Personal information
- Born: April 11, 1984 (age 42) San Jose, California, U.S.
- Listed height: 6 ft 3 in (1.91 m)
- Listed weight: 185 lb (84 kg)

Career information
- High school: Del Campo (Fair Oaks, California)
- College: Sacramento State
- NFL draft: 2008: undrafted

Career history
- 2007–2008: Central Valley Coyotes
- 2009–2011: Edmonton Eskimos
- 2012–2014: Toronto Argonauts

Awards and highlights
- Grey Cup champion (2012);
- Stats at CFL.ca (archive)

= Jason Barnes =

American gridiron football player (born 1984)
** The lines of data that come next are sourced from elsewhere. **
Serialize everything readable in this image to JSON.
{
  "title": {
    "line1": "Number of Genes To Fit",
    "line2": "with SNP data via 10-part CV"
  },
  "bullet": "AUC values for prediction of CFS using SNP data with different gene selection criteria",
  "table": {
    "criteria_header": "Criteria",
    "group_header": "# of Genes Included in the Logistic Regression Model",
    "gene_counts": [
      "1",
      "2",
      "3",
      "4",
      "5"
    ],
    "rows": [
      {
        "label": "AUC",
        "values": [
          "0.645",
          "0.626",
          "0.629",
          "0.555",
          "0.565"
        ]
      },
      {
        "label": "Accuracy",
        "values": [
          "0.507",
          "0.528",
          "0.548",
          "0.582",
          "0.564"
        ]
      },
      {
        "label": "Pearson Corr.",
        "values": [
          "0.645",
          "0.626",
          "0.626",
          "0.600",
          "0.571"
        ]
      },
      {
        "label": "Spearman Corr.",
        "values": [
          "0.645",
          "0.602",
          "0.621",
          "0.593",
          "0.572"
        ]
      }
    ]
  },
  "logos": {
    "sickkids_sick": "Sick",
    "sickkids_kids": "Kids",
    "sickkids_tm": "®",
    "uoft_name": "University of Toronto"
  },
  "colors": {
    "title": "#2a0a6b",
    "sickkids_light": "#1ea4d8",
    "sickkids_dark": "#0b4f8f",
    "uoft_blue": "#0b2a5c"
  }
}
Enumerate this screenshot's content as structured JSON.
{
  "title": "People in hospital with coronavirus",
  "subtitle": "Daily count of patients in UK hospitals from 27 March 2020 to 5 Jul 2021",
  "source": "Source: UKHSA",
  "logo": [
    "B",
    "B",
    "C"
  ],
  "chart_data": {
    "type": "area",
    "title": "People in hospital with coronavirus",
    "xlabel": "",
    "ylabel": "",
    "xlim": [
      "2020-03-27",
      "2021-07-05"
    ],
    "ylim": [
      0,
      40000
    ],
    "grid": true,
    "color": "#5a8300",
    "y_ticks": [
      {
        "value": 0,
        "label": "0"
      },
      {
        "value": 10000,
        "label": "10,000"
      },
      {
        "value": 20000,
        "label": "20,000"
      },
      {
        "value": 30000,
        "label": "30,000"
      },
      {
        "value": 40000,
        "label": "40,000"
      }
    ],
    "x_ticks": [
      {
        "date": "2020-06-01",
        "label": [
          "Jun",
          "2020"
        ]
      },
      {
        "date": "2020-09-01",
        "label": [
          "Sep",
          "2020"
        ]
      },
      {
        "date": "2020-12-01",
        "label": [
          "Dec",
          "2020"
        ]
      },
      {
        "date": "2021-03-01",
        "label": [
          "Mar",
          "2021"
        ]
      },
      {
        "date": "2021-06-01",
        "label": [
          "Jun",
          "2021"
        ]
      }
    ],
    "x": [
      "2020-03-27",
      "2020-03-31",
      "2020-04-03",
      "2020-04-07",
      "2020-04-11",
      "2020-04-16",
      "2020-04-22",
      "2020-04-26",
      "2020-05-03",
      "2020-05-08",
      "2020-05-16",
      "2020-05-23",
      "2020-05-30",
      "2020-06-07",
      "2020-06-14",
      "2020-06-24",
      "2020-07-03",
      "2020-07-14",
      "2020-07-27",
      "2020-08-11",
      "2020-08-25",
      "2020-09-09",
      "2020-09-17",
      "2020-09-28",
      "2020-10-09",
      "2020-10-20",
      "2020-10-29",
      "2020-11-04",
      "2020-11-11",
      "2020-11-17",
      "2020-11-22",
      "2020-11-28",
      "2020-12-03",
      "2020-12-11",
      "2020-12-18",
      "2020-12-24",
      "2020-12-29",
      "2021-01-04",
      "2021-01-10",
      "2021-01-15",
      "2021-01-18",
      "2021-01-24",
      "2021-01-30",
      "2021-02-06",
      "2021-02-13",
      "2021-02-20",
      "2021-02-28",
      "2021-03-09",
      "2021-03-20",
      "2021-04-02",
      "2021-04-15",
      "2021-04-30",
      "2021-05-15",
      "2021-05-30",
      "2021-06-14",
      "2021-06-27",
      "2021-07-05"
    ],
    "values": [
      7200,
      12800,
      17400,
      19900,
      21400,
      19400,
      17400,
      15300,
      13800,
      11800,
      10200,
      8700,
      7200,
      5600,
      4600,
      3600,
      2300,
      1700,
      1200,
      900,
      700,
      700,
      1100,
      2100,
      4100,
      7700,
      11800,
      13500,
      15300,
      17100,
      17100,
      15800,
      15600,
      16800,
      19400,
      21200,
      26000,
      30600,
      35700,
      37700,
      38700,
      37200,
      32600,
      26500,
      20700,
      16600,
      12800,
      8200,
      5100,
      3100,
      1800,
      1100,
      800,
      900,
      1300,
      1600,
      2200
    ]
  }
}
Jason Barnes (born April 11, 1984) is an American former professional football player who was a wide receiver in the Canadian Football League (CFL). He was originally signed by the Central Valley Coyotes as a free agent in 2007. He then played for three seasons with the Edmonton Eskimos, followed by another three seasons with the Toronto Argonauts. He played college football for the Sacramento State Hornets.

==Personal life==
His older brother, Matt Barnes, is a former NBA player. On November 27, 2007, his mother Anne died from stage 4 lung cancer.